The increased infectivity and transmissibility of SARS‐CoV‐2 new variants were contributed largely by increase binding of receptor binding domain (RBD) domain of the Spike (S) protein to its cellular receptor ACE2 (Angiotensin-Converting Enzyme 2). Several studies have indicated that heparin and its derivatives interact to SARS-CoV-2 S-RBD and inhibits the binding of ACE2 which blocks the viral invasion. However, it is largely unclear how these SARS-CoV-2 variants affects ACE2 binding in the presence of heparin. Herein, using the molecular docking and interaction energy analysis, we showed that N501Y, L452R-E484Q, and E484K mutations bind strongly with heparin in the range of − 7.4 to − 8.0 kcal/mol. The triple mutations, K417N‐E484K‐N501Y, and K417T‐E484K‐N501Y displayed weaker binding affinity to heparin (−6.6 kcal/mol).
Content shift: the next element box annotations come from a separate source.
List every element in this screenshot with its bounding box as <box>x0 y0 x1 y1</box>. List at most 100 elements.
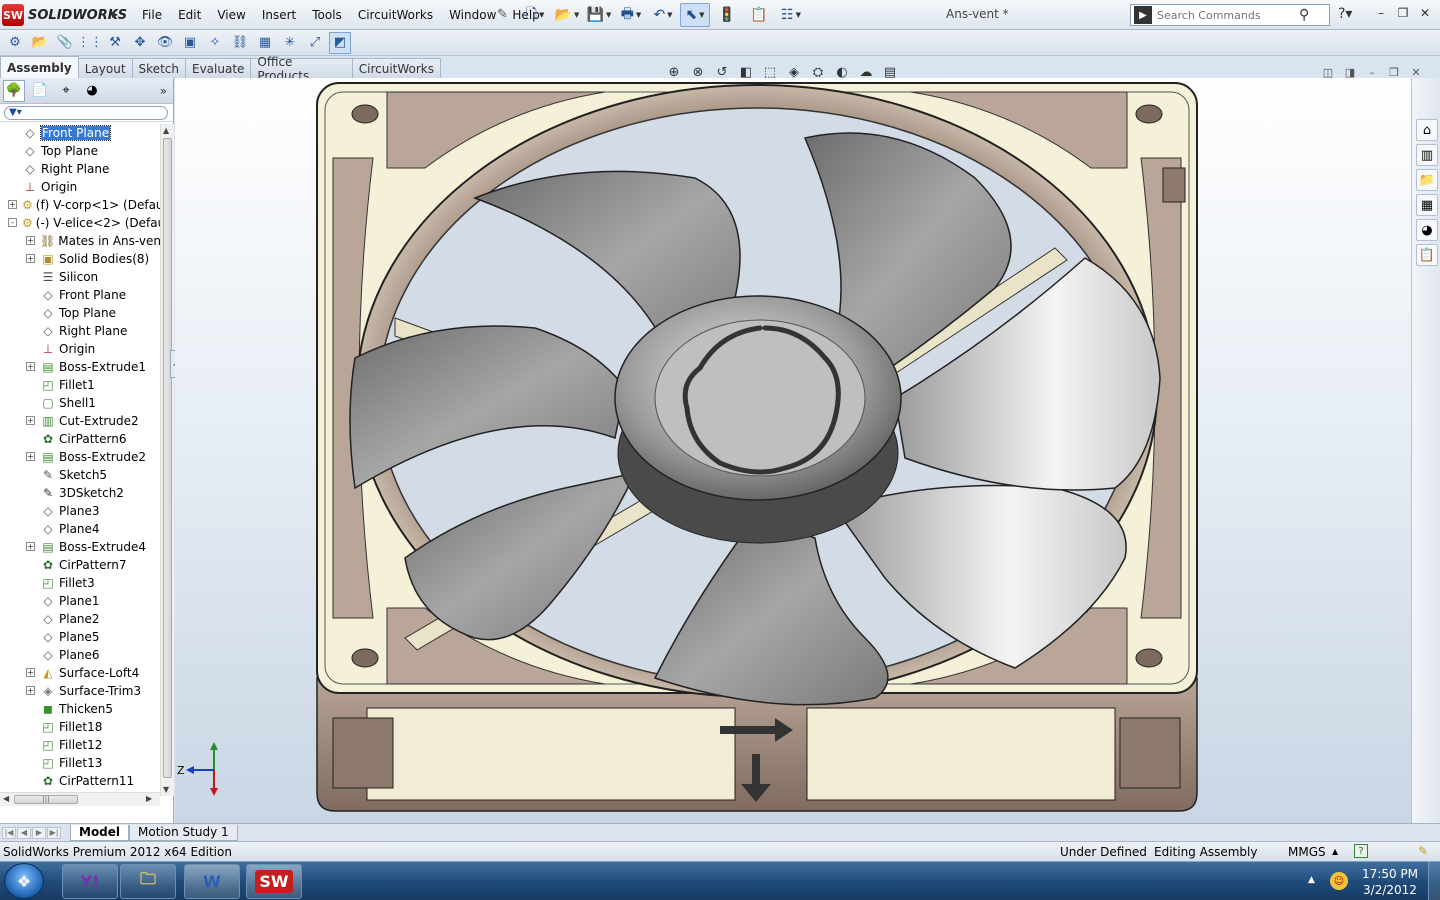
tab-circuitworks[interactable]: CircuitWorks <box>351 58 441 78</box>
tree-row[interactable]: ◇ Plane2 <box>0 610 160 628</box>
reference-geometry-icon[interactable]: ✧ <box>204 32 226 54</box>
file-explorer-icon[interactable]: 🗀 <box>120 864 176 899</box>
solidworks-resources-icon[interactable]: ⌂ <box>1416 119 1438 141</box>
expand-icon[interactable]: + <box>26 542 35 551</box>
apply-scene-icon[interactable]: ☁ <box>856 62 876 82</box>
prev-tab-icon[interactable]: ◀ <box>17 826 31 839</box>
solidworks-icon[interactable]: SW <box>246 864 302 899</box>
design-library-icon[interactable]: ▥ <box>1416 144 1438 166</box>
view-orientation-icon[interactable]: ⬚ <box>760 62 780 82</box>
rebuild-tag-icon[interactable]: ✎ <box>1418 844 1428 858</box>
start-icon[interactable]: ❖ <box>4 863 44 899</box>
instant3d-icon[interactable]: ◩ <box>329 31 351 54</box>
yahoo-messenger-icon[interactable]: Y! <box>62 864 118 899</box>
options-icon[interactable]: ☷ ▼ <box>776 3 806 27</box>
tree-row[interactable]: + ⛓ Mates in Ans-vent <box>0 232 160 250</box>
expand-icon[interactable]: + <box>26 362 35 371</box>
units-arrow-icon[interactable]: ▲ <box>1332 847 1338 856</box>
view-settings-icon[interactable]: ▤ <box>880 62 900 82</box>
expand-icon[interactable]: + <box>26 668 35 677</box>
explode-line-sketch-icon[interactable]: ⤢ <box>304 32 326 54</box>
property-manager-tab-icon[interactable]: 📄 <box>29 80 51 102</box>
show-desktop-button[interactable] <box>1428 862 1440 900</box>
viewport-restore-icon[interactable]: ❐ <box>1386 64 1402 80</box>
select-icon[interactable]: ⬉ ▼ <box>680 3 710 27</box>
tree-row[interactable]: ⊥ Origin <box>0 340 160 358</box>
solidworks-logo[interactable]: SW SOLIDWORKS <box>2 3 128 27</box>
tree-row[interactable]: ◰ Fillet13 <box>0 754 160 772</box>
first-tab-icon[interactable]: |◀ <box>2 826 16 839</box>
insert-component-icon[interactable]: ⚙ <box>4 32 26 54</box>
new-motion-study-icon[interactable]: ⛓ <box>229 32 251 54</box>
more-tabs-icon[interactable]: » <box>160 84 167 98</box>
assembly-features-icon[interactable]: ▣ <box>179 32 201 54</box>
zoom-to-area-icon[interactable]: ⊗ <box>688 62 708 82</box>
tree-row[interactable]: -⚙(-) V-elice<2> (Default< <box>0 214 160 232</box>
tree-row[interactable]: ◰ Fillet3 <box>0 574 160 592</box>
tree-row[interactable]: + ▤ Boss-Extrude2 <box>0 448 160 466</box>
tree-row[interactable]: ☰ Silicon <box>0 268 160 286</box>
menu-circuitworks[interactable]: CircuitWorks <box>350 8 441 22</box>
file-explorer-pane-icon[interactable]: 📁 <box>1416 169 1438 191</box>
show-hidden-icon[interactable]: 👁 <box>154 32 176 54</box>
new-icon[interactable]: 🗋 ▼ <box>520 3 550 27</box>
tree-row[interactable]: ◇ Plane4 <box>0 520 160 538</box>
tree-row[interactable]: + ▣ Solid Bodies(8) <box>0 250 160 268</box>
menu-insert[interactable]: Insert <box>254 8 304 22</box>
tree-row[interactable]: ✿ CirPattern7 <box>0 556 160 574</box>
messenger-tray-icon[interactable]: ☺ <box>1330 872 1348 890</box>
tree-row[interactable]: ✎ 3DSketch2 <box>0 484 160 502</box>
expand-icon[interactable]: + <box>26 686 35 695</box>
status-units[interactable]: MMGS <box>1288 845 1326 859</box>
fan-model-view[interactable] <box>175 78 1411 823</box>
feature-manager-tab-icon[interactable]: 🌳 <box>3 79 25 102</box>
tree-row[interactable]: ◇ Front Plane <box>0 286 160 304</box>
print-icon[interactable]: 🖶 ▼ <box>616 3 646 27</box>
search-input[interactable] <box>1157 8 1297 22</box>
next-tab-icon[interactable]: ▶ <box>32 826 46 839</box>
tree-horizontal-scrollbar[interactable]: ◀ ||| ▶ <box>0 792 160 806</box>
mate-icon[interactable]: 📎 <box>54 32 76 54</box>
rebuild-icon[interactable]: 🚦 <box>712 3 742 27</box>
new-part-icon[interactable]: 📂 <box>29 32 51 54</box>
word-icon[interactable]: W <box>184 864 240 899</box>
expand-icon[interactable]: + <box>26 452 35 461</box>
tree-row[interactable]: + ◈ Surface-Trim3 <box>0 682 160 700</box>
tree-row[interactable]: ▢ Shell1 <box>0 394 160 412</box>
file-properties-icon[interactable]: 📋 <box>744 3 774 27</box>
pin-menu-icon[interactable]: ✎ <box>497 7 508 22</box>
tree-row[interactable]: + ◭ Surface-Loft4 <box>0 664 160 682</box>
scroll-down-icon[interactable]: ▼ <box>163 785 169 794</box>
scroll-right-icon[interactable]: ▶ <box>146 794 152 803</box>
tree-row[interactable]: ✿ CirPattern6 <box>0 430 160 448</box>
menu-tools[interactable]: Tools <box>304 8 350 22</box>
restore-icon[interactable]: ❐ <box>1394 4 1412 22</box>
tab-office-products[interactable]: Office Products <box>250 55 353 83</box>
tree-row[interactable]: ✎ Sketch5 <box>0 466 160 484</box>
tree-row[interactable]: + ▤ Boss-Extrude1 <box>0 358 160 376</box>
appearances-scenes-icon[interactable]: ◕ <box>1416 219 1438 241</box>
logo-flyout-arrow-icon[interactable]: ▶ <box>112 10 118 19</box>
scroll-up-icon[interactable]: ▲ <box>163 126 169 135</box>
tree-filter-input[interactable]: ▼▾ <box>4 105 168 120</box>
display-manager-tab-icon[interactable]: ◕ <box>81 80 103 102</box>
tab-model[interactable]: Model <box>70 824 130 841</box>
tree-row[interactable]: ◇ Top Plane <box>0 304 160 322</box>
tab-evaluate[interactable]: Evaluate <box>184 58 252 78</box>
tree-row[interactable]: ◇ Top Plane <box>0 142 160 160</box>
tree-row[interactable]: ◇ Plane5 <box>0 628 160 646</box>
tree-vertical-scrollbar[interactable]: ▲ ▼ <box>160 124 174 796</box>
minimize-icon[interactable]: – <box>1372 4 1390 22</box>
help-icon[interactable]: ?▾ <box>1338 6 1352 22</box>
tree-row[interactable]: ◇ Plane1 <box>0 592 160 610</box>
tree-row[interactable]: + ⚙(f) V-corp<1> (Default< <box>0 196 160 214</box>
menu-file[interactable]: File <box>134 8 170 22</box>
show-hidden-tray-icon[interactable]: ▲ <box>1308 875 1315 885</box>
linear-pattern-icon[interactable]: ⋮⋮ <box>77 32 103 54</box>
tree-row[interactable]: ◇ Right Plane <box>0 322 160 340</box>
move-component-icon[interactable]: ✥ <box>129 32 151 54</box>
last-tab-icon[interactable]: ▶| <box>47 826 61 839</box>
display-style-icon[interactable]: ◈ <box>784 62 804 82</box>
edit-appearance-icon[interactable]: ◐ <box>832 62 852 82</box>
viewport-split-icon[interactable]: ◨ <box>1342 64 1358 80</box>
Further, we showed that most of the RBD mutations increased the binding affinity of ACE2 in the absence of heparin, with the maximum increase observed for N501Y (−13.7 kcal/mol). Also, in the presence of heparin, ACE2 binds strongly to the mutant RBD as compared to WT RBD. The strong RBD/ACE2 interaction was observed in case of triple variants (−11.3 kcal/mol) whereas, N501Y showed weakest binding of RBD/ACE2 in the presence of heparin (−9.2 kcal/mol). The strong binding of ACE2 to RBD-heparin complex in these variants will leads to strong inhibition of their entry into host cells.